The United States is meanwhile sponsoring new 'talks' between the Palestinian Authority and its Fatah staffers, and the Israeli government under the leadership of Bibi Netanyahu.  It should be clear that these talks are a waste of time, that they are most risky for the Palestinians, and that they largely function to offer political cover for the Americans (to seem to be doing something - otherwise someone's going soon to start asking Obama when he's going to give back his Nobel Prize), and diplomatic cover for the Israelis to go on with settlement construction.  The bottom line point here, that is never really spoken in mainstream Western circles, is that settlement construction by Israel in the West Bank is  a mode of making war.  If Clausewitz famously said that 'war is the continuation of diplomacy by other means', then we must here recognise the value of Michel Foucault's brilliant reversal of that dictum in his College de France lecture series 'Society Must Be Defended': 'politics [diplomacy in this case] is the continuation of war by other means'.  'Peace talks' which go ahead while settlement construction is underway are like peace talks conducted when combat has not yet ceased, peace talks conducted in the absence of a ceasefire.  The sooner these 'peace talks' grind to a halt, the better.

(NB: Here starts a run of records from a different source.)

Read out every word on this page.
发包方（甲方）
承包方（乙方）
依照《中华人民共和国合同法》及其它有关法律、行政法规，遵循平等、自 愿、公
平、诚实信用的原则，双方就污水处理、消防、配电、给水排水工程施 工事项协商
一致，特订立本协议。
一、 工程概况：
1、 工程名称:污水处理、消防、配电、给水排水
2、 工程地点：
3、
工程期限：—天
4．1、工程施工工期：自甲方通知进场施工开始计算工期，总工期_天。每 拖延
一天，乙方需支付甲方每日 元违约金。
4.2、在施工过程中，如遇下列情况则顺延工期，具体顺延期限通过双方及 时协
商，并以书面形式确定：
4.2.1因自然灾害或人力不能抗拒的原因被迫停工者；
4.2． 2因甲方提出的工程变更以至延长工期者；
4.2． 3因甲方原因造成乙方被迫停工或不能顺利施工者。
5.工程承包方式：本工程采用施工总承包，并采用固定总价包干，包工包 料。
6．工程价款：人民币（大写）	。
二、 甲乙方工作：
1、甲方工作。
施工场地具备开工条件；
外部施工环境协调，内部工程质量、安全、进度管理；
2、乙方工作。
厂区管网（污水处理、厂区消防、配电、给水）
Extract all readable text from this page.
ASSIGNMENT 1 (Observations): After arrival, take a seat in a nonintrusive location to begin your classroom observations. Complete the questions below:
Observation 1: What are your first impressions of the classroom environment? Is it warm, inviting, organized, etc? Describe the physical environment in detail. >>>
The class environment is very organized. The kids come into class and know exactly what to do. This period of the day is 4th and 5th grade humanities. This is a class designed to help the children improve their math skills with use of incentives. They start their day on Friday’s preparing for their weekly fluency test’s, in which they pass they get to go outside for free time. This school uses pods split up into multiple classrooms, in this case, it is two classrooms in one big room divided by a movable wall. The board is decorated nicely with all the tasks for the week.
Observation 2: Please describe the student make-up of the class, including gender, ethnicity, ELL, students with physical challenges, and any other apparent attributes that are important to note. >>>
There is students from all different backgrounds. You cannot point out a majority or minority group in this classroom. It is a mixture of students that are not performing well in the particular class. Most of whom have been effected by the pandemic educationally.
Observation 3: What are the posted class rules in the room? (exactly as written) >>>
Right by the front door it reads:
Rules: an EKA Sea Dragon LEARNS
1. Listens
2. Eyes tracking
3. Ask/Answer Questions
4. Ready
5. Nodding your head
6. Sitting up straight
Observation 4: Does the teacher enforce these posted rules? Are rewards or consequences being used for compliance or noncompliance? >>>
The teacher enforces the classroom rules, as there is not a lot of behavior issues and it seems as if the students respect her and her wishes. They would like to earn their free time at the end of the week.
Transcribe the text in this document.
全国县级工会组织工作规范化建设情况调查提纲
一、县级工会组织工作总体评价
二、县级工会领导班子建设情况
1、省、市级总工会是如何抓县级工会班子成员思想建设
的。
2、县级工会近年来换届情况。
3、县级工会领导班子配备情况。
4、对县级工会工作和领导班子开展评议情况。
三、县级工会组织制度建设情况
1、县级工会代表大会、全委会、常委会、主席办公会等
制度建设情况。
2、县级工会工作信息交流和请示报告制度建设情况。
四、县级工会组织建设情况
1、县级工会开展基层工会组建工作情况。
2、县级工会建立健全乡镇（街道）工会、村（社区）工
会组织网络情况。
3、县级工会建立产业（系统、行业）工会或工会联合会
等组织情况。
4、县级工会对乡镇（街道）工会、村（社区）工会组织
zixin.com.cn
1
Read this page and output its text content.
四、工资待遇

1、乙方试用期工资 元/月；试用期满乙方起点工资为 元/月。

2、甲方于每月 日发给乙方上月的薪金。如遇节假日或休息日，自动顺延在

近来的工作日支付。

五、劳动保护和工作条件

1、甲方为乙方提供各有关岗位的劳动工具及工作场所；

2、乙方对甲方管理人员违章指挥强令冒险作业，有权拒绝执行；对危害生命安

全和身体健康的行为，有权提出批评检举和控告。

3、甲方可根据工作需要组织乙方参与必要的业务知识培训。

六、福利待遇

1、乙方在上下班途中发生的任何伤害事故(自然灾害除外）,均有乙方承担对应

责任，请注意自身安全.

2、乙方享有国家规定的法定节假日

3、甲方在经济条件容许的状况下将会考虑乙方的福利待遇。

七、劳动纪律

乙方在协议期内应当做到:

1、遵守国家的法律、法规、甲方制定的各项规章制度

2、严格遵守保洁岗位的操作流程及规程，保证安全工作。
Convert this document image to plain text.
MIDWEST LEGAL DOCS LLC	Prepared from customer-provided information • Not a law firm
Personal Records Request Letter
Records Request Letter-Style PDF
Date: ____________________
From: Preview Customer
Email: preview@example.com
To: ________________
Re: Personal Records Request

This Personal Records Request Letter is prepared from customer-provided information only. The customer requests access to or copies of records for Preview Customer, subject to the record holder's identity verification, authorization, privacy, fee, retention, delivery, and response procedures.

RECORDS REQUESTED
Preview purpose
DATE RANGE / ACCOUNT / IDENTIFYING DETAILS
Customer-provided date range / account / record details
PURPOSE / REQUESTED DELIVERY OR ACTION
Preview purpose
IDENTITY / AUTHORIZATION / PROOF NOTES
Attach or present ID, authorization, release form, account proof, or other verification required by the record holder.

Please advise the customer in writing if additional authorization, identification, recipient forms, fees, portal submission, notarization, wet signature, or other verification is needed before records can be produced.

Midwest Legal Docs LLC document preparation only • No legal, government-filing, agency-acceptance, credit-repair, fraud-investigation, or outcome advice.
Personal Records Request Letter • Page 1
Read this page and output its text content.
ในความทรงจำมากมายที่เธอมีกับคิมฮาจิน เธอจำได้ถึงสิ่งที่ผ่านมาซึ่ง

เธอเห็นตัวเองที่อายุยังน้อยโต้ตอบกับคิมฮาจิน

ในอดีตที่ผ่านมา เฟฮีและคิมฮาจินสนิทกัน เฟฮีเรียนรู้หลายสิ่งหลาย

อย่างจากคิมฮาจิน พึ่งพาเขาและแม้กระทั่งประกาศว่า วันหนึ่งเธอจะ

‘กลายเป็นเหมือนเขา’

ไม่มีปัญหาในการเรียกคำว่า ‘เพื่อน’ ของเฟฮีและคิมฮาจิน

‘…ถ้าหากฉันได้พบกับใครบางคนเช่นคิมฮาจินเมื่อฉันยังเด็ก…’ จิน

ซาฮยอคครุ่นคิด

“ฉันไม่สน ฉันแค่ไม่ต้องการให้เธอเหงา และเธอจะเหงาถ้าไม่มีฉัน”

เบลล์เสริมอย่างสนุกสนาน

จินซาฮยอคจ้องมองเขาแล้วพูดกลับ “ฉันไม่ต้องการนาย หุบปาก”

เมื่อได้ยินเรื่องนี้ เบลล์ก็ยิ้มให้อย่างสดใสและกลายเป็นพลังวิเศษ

And most recently, we've had the discussions, involving various permanent members of the UN Security Council (the US, but also Britain and France) over Iran's nuclear programmes.  A lot of optimism was generated by the most recent round of talks that a deal might be struck (accompanied by Israel squealing like an irate adolescent in the wings), but seems to have dissipated at the end of such talks, with recriminations on both sides.  A few points are worth making here.  Israel squeals whenever it doesn't get its way, and it squeals particularly loudly at the prospect of any kind of normalisation of Western relations with Iran.  Iran is Israel's main rival in the Middle East as a local great power, and helps back various Palestinian and Lebanese forces which offer resistance to Israel's will.  States are never purely benign agencies, and the Iranian state is certainly not one.  However, it's worth remembering that Iran (a signatory of the Non-Proliferation Treaty) is not in breach of its obligations, and has no nuclear weapons, whereas Israel has a substantial arsenal of nuclear weapons and viable delivery systems (and never signed the NPT, thus not being subject to international oversight in this regard).   Saudi Arabia (so long so charmingly labelled by the United States a 'moderate' Arab state) squeals about normalisation with Iran, because of a historical paranoia about 'the Persians'; and more pertinently because of its fear and guilt about its mistreatment of its own substantial Shia minority, which happens to live in the areas of its greatest oil wealth.  The Kingdom is also an aspiring regional hegemon, which fears Iran's backing for the last secular radical Arab nationalist regime (Syria), and what this represents for Sunni Islamism.   Patrick Cockburn, of the London Independent, has argued shrewdly that it is quite likely that the talks with Iran will fail, as they do not suit agencies putting pressure on the American government (Israel, the Israel lobby, Congress), and putting pressure on the Iranian government (radicals within the Iranian political establishment, who see negotiations on the nuclear programme as placing Iran in a position of weakness).

What can we surmise from all of these developments?  That American influence in the Middle East is slipping, that regional jostling and power-playing will continue, and that the Palestinians continue to lose.